Let's suppose that I have the following lists (actually they have a lot of sublists):
list_1 = [['Hi my name is anon'],
['Hi I like #hokey']]
list_2 = [['Hi my name is anon_2'],
['Hi I like #Basketball']]
I would like to compute the distance of all the possible pairwises with no repetetions (combinations without replacement, product?). For example:
distance between: ['Hi my name is anon'] and ['Hi my name is anon_2']
distance between: ['Hi my name is anon'] and ['Hi I like #Basketball']
distance between: ['Hi I like #hokey'] and ['Hi my name is anon_2']
distance between: ['Hi I like #hokey'] and ['Hi I like #Basketball']
And place the scores into a list like this:
[distance_1,distance_2,distance_3,distance_4]
For this I was thinking on using itertools product or combination. This is what I tried:
strings_1 = [i[0] for i in list_1]
strings_2 = [i[0] for i in list_2]
import itertools
scores_list = [dis.jaccard(i,j) for i,j in zip(itertools.combinations(strings_1, strings_2))]
The problem is I am getting this traceback:
scores_list = [dis.jaccard(i,j) for i,j in zip(itertools.combinations(strings_1, strings_2))]
TypeError: an integer is required
How can I do efficientely this task and how can I compute this product-combination-like operation?
You need to use itertools.product
to get the cartesian product, like this
[dis.jaccrd(string1, string2) for string1, string2 in product(list_1, list_2)]
The product will group the items, like this
>>> from pprint import pprint
>>> pprint(list(product(list_1, list_2)))
[(['Hi my name is anon'], ['Hi my name is anon_2']),
(['Hi my name is anon'], ['Hi I like #Basketball']),
(['Hi I like #hokey'], ['Hi my name is anon_2']),
(['Hi I like #hokey'], ['Hi I like #Basketball'])]
If you want to apply the jaccrd
function only to the strings within the lists, then you might want to preprocess the lists, like this
>>> list_11 = [item for items in list_1 for item in items]
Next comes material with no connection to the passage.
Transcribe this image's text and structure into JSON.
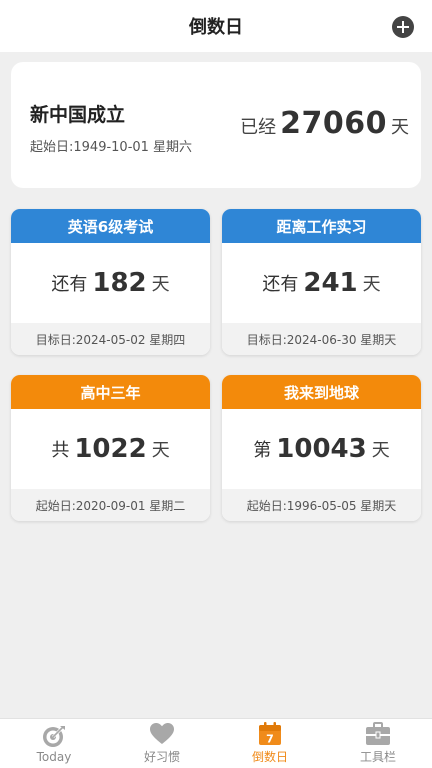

>>> list_21 = [item for items in list_2 for item in items]
>>> pprint([str1 + " " + str2 for str1, str2 in product(list_11, list_21)])
['Hi my name is anon Hi my name is anon_2',
'Hi my name is anon Hi I like #Basketball',
'Hi I like #hokey Hi my name is anon_2',
'Hi I like #hokey Hi I like #Basketball']
>>> pprint([dis.jaccard(str1, str2) for str1, str2 in product(list_11, list_21)])
...
...
As suggested by Ashwini in the comments, for your case, you can directly use itertools.starmap
, like this
>>> from itertools import product, starmap
>>> list(starmap(dis.jaccrd, product(list_11, list_21)))
For example,
>>> list_1 = ["a1", "a2", "a3"]
>>> list_2 = ["b1", "b2", "b3"]
>>> from itertools import product, starmap
>>> list(starmap(lambda x, y: x + " " + y, product(list_1, list_2)))
['a1 b1', 'a1 b2', 'a1 b3', 'a2 b1', 'a2 b2', 'a2 b3', 'a3 b1', 'a3 b2', 'a3 b3']